Handy INDEX — scan through all available articles

2 Comments

  1. A fascinating post, a subject that for many years, in many ways I had followed, and ponder, like the Teleological argument, the initial Singularity, and our subjectivity, the fact of our solipsistic mental nature.
    And yes, I found Thomas Nagel challenge to scientist valid, and exciting for Science to raise to the challenge, who too easily are trying to dismiss philosophers to the dustbin of History.
    In my view a mistake of a few centuries old, and their now ingrained prejudices a hard task to overcome.
    However living in the age of Knowledge, and Heraclitus πάντα ῥεῖ: panta rhei,

    “Ever-newer waters flow on those who step into the same rivers.”
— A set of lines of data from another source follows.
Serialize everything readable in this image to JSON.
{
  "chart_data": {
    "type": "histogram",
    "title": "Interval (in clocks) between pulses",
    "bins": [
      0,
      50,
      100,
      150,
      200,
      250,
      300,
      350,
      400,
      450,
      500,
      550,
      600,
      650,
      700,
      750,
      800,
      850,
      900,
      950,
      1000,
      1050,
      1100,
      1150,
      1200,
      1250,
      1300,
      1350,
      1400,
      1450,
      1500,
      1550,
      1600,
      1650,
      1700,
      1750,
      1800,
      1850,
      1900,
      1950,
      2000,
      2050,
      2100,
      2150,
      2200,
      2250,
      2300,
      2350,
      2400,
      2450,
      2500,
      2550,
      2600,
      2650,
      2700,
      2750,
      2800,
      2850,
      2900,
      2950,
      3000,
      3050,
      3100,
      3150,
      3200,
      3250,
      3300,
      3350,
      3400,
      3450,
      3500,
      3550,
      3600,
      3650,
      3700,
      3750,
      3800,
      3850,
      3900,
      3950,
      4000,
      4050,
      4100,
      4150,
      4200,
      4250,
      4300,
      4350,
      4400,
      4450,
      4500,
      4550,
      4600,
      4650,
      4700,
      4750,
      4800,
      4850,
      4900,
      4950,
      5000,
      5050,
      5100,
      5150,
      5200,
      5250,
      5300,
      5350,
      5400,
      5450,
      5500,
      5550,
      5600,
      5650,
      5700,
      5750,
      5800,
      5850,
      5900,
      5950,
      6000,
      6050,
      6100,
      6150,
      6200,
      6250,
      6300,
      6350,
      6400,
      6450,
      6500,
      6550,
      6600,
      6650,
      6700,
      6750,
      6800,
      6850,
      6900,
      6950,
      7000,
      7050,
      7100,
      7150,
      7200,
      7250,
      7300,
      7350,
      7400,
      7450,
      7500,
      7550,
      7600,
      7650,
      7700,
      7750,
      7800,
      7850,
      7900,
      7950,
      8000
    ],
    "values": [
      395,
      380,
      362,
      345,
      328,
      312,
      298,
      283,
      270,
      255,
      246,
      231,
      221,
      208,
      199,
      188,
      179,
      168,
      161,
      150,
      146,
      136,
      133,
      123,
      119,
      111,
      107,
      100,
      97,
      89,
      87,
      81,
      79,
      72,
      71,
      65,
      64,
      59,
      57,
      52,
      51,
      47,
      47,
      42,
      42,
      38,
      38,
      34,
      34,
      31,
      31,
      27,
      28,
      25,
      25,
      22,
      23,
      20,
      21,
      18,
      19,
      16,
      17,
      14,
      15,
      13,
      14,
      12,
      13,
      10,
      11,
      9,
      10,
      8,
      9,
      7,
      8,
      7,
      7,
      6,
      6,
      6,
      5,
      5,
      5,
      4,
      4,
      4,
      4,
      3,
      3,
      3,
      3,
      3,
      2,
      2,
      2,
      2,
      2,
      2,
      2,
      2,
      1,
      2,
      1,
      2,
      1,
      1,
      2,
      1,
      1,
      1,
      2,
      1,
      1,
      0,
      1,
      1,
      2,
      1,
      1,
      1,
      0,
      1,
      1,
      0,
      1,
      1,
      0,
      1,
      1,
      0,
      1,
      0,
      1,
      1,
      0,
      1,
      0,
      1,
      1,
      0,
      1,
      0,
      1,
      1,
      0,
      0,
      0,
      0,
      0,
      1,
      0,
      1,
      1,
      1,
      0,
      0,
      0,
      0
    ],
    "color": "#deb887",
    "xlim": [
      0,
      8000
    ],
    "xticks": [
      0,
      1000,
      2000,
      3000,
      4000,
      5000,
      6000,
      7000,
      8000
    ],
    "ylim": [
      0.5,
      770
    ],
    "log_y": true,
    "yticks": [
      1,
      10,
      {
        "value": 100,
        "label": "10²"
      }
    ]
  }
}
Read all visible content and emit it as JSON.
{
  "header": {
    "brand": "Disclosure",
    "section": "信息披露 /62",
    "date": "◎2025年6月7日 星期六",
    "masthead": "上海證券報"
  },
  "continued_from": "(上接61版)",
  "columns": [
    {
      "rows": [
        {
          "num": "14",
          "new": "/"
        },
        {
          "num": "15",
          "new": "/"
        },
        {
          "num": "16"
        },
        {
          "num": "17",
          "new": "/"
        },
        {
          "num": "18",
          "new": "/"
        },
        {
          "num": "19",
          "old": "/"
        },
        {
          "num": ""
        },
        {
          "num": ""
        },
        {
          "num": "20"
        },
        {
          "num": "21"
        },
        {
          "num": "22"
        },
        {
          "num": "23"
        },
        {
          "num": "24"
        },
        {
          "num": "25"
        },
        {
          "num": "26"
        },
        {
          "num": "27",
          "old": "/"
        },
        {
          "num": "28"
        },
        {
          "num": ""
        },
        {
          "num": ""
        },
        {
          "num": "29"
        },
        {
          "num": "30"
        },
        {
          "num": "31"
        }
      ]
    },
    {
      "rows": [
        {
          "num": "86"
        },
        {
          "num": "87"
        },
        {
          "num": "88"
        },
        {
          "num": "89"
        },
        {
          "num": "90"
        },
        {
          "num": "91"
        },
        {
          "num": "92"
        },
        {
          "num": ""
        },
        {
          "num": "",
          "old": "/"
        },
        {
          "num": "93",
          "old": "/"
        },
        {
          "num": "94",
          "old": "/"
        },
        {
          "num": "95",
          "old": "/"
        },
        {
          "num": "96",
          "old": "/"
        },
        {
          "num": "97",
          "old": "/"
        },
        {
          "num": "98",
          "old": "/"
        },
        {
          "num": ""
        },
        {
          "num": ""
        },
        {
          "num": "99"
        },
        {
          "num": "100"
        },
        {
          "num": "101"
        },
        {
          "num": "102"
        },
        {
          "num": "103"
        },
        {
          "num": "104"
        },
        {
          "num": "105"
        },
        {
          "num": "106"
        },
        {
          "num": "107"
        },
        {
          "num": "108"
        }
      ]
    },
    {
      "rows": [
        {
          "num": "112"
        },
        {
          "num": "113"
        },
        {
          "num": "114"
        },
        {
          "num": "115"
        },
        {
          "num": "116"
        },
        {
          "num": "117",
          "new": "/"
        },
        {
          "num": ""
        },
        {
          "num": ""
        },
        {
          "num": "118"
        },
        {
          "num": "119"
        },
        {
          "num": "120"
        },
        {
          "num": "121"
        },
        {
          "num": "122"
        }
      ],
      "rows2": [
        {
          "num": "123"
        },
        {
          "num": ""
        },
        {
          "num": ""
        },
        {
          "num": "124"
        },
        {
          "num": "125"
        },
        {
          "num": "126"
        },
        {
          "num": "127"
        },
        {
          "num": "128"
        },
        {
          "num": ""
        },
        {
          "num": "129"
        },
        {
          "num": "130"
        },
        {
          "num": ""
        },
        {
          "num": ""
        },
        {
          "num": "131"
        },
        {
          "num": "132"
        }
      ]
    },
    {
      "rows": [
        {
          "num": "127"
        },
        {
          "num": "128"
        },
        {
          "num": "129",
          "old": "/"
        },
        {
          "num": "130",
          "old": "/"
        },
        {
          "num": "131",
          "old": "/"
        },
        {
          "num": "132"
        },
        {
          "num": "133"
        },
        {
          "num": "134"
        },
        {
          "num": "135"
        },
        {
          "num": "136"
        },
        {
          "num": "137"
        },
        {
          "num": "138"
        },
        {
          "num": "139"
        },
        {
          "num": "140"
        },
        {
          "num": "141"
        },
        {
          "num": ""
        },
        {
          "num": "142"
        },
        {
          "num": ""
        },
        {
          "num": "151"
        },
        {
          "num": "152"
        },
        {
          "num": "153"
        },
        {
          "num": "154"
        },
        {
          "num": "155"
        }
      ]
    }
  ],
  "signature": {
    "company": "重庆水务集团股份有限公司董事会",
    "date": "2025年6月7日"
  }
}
    Something great may come out of all of these. 🙂

    Reply

    1. Wow, how nice to see some Greek within the commentaries! Thanks much for reading and reflecting upon this post, now nearly three years old. I’m glad it sits with you comfortably. I think Nagel simply needs a few more allies, more sympathetic voices with credentials which thought leaders would take seriously, despite themselves. I cannot function at those levels, but I can still poke at the leviathan. I’m working now upon a similar piece along the lines of getting clearer about the distinctions between subjective and objective,a nd seeing just where our legitimate knowledge resides. Thanks again.